My .gitattributes usually looks like:

*.html eol=lf
*.js   eol=lf
*.json eol=lf
*.less eol=lf
*.md   eol=lf
*.svg  eol=lf
*.xml  eol=lf

To figure out what distinct extensions are tracked by git in the current repo, look here

Issues after normalization

Once this is done, there's one more common caveat though.

Say your master is already up-to-date and normalized, and then you checkout outdated-branch. Quite often right after checking out that branch, git marks many files as modified.

The solution is to do a fake commit (git add -A . && git commit -m 'fake commit') and then git rebase master. After the rebase, the fake commit should go away.


git status --short|grep "^ *M"|awk '{print $2}'|xargs fromdos

Explanation:

  • git status --short

    This displays each line that git is and is not aware of.

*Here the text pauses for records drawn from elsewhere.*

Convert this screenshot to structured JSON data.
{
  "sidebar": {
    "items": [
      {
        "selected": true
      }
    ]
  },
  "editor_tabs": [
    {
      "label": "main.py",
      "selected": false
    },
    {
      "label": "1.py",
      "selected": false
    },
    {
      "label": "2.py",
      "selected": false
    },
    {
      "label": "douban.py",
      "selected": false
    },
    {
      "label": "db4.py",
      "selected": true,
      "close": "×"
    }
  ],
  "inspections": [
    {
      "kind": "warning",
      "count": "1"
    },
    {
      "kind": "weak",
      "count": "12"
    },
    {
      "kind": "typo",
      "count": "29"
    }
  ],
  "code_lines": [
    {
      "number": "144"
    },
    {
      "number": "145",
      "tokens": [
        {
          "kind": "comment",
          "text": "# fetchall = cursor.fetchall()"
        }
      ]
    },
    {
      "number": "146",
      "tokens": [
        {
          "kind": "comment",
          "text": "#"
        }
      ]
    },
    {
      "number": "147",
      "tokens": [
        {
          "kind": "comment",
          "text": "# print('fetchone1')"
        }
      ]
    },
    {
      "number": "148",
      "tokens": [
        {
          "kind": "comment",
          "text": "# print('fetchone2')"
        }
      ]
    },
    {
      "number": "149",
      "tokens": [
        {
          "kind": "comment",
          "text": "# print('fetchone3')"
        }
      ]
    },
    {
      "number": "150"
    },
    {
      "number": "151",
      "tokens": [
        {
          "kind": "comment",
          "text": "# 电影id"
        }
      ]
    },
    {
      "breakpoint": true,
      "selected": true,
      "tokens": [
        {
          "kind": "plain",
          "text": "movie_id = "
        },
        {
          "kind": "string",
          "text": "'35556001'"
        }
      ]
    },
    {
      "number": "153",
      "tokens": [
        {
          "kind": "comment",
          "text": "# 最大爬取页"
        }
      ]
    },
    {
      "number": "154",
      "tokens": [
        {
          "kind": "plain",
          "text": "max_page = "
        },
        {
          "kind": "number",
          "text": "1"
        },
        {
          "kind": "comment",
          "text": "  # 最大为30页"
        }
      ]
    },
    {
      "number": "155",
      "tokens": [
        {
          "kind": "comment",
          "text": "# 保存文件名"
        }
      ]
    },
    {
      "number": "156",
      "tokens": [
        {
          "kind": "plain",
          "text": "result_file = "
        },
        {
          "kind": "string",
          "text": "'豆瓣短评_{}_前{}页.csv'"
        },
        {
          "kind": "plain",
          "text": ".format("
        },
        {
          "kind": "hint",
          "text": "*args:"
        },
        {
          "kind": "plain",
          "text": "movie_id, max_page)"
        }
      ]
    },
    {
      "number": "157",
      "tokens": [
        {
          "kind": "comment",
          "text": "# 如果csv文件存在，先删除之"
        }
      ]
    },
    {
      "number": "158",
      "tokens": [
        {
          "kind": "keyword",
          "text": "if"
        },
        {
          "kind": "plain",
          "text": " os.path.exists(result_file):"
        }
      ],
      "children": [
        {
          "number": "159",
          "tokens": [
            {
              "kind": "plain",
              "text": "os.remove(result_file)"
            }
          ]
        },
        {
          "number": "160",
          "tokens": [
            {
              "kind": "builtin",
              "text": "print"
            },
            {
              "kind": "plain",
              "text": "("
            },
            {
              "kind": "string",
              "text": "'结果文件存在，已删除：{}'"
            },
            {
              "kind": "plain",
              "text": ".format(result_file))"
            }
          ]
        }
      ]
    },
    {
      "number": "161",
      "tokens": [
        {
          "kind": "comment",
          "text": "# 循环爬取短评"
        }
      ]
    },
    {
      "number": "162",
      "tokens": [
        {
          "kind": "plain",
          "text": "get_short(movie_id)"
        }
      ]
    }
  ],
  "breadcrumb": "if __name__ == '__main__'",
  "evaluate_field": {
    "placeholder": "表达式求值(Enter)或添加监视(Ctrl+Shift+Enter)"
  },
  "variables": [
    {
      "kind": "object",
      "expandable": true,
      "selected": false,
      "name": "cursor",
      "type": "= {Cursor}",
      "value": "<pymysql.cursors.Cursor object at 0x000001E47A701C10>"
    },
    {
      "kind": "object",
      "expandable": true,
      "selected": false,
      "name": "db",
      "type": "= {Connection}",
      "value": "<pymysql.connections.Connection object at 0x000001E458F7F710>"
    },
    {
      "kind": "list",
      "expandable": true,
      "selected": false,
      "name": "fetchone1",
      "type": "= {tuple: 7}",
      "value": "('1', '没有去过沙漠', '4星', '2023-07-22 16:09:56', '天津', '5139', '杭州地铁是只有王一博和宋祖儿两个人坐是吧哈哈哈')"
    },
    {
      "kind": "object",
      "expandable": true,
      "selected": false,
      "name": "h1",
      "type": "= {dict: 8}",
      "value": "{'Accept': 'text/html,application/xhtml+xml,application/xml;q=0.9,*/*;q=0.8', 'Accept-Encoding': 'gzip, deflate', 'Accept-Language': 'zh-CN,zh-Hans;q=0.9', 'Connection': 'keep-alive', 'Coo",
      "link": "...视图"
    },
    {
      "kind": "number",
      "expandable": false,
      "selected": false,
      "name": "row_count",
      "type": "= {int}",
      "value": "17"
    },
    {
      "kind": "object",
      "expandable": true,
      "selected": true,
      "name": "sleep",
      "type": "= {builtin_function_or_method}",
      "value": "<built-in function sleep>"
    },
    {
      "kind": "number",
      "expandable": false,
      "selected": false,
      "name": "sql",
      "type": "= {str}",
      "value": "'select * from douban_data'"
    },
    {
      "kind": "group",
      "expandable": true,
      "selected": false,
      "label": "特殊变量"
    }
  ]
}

Files that are not under git control are marked at the beginning of the line with a '?'. Files that are modified are marked with an M.

  • grep "^ *M"

    This filters out only those files that have been modified.

  • awk '{print $2}'

    This shows only the filename without any markers.

  • xargs fromdos

    This takes the filenames from the previous command and runs them through the utility 'fromdos' to convert the line-endings.


Here's how I fixed all line endings in the entire history using git filter-branch. The ^M character needs to be entered using CTRL-V + CTRL-M. I used dos2unix to convert the files since this automatically skips binary files.

$ git filter-branch --tree-filter 'grep -IUrl "^M" | xargs -I {} dos2unix "{}"'